Olivier Roy |
23/6/2011, Olivier Roy, New Statesman
Traduzido pelo Coletivo da Vila Vudu
Olivier Roy é professor de Teoria Social e Política no Instituto Universidade Europeia em Florença, Itália.
A leste do rio Jordão, o cisma geopolítico e religioso no Oriente Médio, define o fosso no entendimento entre Arábia Saudita e Irã
Paquistaneses muçulmanos xiitas marcham durante um protesto em Karachi contra o governo Bahrain, em 01 de maio de 2011. Foto: Getty Images |
É tal a força dos movimentos pró-democracia no Oriente Médio que, pela primeira vez no mundo árabe, a revolução não se ligou a alguma grande causa supranacional: panarabismo, panislamismo, socialismo, apoio aos palestinos, anticolonialismo, antissionismo ou anti-imperialismo. Os novos movimentos são patrióticos, em vez de nacionalistas; lançam raízes num contexto doméstico; e confrontam as autoridades, sem acusá-las de agir como fantoches de potência estrangeira.

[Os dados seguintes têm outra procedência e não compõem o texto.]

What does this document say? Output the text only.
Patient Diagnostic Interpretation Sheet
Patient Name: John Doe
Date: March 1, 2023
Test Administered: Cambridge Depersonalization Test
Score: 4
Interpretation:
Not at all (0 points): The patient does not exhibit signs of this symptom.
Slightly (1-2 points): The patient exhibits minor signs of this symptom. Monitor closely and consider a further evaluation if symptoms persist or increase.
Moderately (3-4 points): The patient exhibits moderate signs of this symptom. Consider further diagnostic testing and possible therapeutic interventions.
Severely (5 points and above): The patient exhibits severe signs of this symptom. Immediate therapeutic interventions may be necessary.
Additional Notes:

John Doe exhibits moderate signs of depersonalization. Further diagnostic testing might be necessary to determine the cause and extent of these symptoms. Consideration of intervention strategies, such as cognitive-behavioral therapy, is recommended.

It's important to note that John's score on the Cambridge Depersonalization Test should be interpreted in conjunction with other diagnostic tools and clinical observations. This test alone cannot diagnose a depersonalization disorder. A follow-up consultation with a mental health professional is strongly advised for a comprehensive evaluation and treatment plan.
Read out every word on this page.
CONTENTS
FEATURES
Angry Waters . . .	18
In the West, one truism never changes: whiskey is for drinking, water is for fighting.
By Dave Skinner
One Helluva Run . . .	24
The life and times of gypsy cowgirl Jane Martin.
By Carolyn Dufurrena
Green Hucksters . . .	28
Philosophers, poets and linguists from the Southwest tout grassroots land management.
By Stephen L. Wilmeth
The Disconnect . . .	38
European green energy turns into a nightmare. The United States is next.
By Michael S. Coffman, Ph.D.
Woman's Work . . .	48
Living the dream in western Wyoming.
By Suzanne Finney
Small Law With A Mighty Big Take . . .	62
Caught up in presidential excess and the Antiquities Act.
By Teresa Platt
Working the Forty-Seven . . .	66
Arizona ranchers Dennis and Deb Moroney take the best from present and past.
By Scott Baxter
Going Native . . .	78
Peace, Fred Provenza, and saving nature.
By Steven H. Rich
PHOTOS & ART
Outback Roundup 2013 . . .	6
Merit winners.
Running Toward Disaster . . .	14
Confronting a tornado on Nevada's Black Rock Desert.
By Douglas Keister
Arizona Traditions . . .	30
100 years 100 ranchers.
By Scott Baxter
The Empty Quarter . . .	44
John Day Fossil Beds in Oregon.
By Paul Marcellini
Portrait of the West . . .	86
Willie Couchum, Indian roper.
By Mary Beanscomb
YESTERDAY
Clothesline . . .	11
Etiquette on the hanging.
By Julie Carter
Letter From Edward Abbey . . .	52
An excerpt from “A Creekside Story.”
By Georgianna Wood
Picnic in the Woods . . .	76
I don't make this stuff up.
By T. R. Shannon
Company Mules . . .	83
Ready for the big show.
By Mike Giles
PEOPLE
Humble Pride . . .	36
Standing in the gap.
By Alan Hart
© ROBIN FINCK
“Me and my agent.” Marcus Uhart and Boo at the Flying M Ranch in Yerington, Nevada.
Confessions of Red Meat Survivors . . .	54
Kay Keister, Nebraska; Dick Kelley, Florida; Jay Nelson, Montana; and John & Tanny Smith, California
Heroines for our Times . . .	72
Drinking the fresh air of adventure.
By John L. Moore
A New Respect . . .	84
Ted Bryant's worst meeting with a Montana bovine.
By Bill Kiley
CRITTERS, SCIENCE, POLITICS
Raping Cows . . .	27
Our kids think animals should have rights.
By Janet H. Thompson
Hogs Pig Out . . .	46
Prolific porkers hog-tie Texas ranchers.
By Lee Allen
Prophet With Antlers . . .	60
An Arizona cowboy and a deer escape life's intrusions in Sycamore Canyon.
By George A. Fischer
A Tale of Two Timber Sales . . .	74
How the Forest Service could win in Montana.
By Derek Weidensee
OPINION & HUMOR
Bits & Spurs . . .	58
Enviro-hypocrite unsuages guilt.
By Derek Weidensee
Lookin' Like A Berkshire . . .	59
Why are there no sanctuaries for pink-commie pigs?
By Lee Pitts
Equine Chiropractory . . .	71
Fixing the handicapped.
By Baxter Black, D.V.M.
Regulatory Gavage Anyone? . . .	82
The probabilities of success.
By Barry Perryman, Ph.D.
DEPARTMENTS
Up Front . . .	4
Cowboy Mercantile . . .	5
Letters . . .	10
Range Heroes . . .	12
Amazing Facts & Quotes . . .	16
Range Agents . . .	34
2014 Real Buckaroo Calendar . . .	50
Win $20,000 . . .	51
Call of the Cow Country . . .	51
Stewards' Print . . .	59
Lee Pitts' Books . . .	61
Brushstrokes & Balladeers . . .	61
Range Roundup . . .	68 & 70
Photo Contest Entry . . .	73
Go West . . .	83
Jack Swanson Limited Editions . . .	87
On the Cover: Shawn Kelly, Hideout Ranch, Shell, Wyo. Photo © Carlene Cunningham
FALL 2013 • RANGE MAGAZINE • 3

Isso não implica dizer que as grandes fissuras geoestratégicas sumiram, mas que existem, em primeiro lugar, na mente dos líderes que ainda não caíram, os quais, quando não se contentam com lutar exclusivamente pela própria sobrevivência (como no Iêmen), interpretaram as revoltas em termos de suas implicações regionais mais amplas. Vale também para os israelenses, os quais, como o regime saudita em Riad, só fizeram calcular as prováveis consequências da agitação social reinante. Embora as potências ocidentais se congratulem pela onda de democratização que estimularam, aquelas mesmas potências, simultaneamente, são extremamente sensíveis à dimensão geoestratégica – como o comprova o silêncio das potências ocidentais no caso da repressão aos manifestantes no Bahrain.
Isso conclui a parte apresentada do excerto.